Television: Fargo, "Waiting for Dutch"

So a few years back, I think it was, I remember reading a news story about a person hitting a homeless man with their car. The homeless man got stuck in the windshield, and the driver took the car home and put it in their garage and left the man stuck until he died. Or something like that. I may have the details a bit wrong, but that was the chief idea, and that story was brought back to me forcibly when I watched this episode.

But first, some background.

This season of Fargo is set in 1979 and covers the "Sioux Falls" incident Molly's father Lou mentioned years later—something that happened when he was a police officer. So now we have a young Lou (Patrick Wilson) and an even younger Molly, and his wife who is going through chemotherapy.

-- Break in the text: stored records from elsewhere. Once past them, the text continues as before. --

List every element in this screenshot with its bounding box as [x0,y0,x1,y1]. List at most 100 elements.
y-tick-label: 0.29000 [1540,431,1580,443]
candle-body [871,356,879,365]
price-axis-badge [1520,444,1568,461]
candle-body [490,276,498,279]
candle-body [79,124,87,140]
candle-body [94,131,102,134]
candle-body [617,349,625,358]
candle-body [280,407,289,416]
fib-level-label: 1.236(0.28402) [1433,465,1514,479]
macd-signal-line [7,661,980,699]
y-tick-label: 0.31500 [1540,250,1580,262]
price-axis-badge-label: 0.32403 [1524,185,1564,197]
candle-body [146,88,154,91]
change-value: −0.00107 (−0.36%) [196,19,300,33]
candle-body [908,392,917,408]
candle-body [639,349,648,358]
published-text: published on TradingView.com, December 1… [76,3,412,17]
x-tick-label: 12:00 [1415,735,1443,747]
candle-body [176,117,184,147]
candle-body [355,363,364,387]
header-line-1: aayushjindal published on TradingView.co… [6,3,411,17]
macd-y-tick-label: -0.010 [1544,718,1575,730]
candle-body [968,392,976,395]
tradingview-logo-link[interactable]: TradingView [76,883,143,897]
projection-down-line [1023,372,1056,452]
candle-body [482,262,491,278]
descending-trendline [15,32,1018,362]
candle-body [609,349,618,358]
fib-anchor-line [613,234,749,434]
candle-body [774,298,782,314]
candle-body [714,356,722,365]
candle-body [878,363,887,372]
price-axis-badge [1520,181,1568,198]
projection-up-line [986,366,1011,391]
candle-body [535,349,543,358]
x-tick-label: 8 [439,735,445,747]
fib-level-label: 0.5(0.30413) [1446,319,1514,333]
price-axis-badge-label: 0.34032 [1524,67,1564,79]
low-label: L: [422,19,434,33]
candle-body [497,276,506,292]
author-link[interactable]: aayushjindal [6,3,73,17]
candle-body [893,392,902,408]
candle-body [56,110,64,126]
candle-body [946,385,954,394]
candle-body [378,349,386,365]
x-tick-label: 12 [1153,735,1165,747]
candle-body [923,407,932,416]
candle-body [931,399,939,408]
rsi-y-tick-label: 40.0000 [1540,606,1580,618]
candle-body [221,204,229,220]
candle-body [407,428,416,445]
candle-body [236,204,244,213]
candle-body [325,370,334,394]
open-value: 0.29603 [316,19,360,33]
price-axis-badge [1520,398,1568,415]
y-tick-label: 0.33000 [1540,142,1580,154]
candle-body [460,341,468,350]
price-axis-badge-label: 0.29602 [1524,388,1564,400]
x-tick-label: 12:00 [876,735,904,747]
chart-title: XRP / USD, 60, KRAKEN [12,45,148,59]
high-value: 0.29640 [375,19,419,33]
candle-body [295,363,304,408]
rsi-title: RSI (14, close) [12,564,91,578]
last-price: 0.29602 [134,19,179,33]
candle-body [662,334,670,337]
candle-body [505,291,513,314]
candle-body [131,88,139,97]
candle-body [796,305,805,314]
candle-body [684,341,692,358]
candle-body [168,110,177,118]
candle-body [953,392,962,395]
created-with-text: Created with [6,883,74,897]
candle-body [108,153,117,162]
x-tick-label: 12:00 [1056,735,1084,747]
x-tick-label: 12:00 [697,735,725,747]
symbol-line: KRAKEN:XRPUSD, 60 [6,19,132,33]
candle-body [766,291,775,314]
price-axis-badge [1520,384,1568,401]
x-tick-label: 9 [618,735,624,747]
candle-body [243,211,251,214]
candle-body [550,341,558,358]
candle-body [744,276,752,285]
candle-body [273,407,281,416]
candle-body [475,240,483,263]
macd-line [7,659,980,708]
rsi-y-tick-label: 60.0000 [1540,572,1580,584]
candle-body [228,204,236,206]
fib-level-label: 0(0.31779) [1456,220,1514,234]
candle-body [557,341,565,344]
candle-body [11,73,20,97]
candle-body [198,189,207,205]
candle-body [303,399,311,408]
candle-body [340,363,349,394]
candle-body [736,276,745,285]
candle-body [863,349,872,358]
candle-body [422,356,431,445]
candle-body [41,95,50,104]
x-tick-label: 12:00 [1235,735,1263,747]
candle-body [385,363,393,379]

We also have the Gerhardts. A sort of crime family. Father Otto, Mother Floyd, and three sons: Dodd (Jeffery Donovan, who I remember from The Pretender), Bear (I think his name was?), and Rye (Kieran Culkin). Rye is a weasel who doesn't want to pull his weight and "has ambitions" in the way of being a typewriter distributor. Seriously. But in order to get into that particular business, he has to convince a judge to release some funds. And the way he goes about that gets very messy, involving killing multiple people at a Waffle Hut—and lands him in the windshield of Peggy Blomquist's car.

This is where you came in.

Peggy and her husband Ed also have ambitions. Ed wants a family (though Peggy seems to be evasive on this), and he plans to take over the butcher shop when his boss retires. He's the sensible sort and wants to go right to the police when he realizes his wife has hit a man with her car and then brought him home and left him to die. Still, he's forced to kill Rye outright when Rye attacks. And Peggy convinces Ed they'll just both end up in prison and no family or butcher shop for them, so Rye's body instead goes into the big chest freezer.

All this, and Otto has had a stroke, and there is another group planning to "acquire" the Gerhardt "business." Really, the show is all about plans and how they don't work out.

So we're set up for a lot of conflict, and really the show is just so well written and well done overall it's quite fun to watch. Can be very tense because you really never know what might happen or who might die. Nothing seems to be a given. Well, I guess we know Lou and Molly make it. Everyone else, though, is up for grabs. And that's what makes it fun.

1 comment:

Christine Rains said...

Glad to hear you liked it. I enjoyed it more than the beginning last season. The only thing I wonder is how Reagan (Bruce Campbell) is a part of it, or if he is just atmosphere.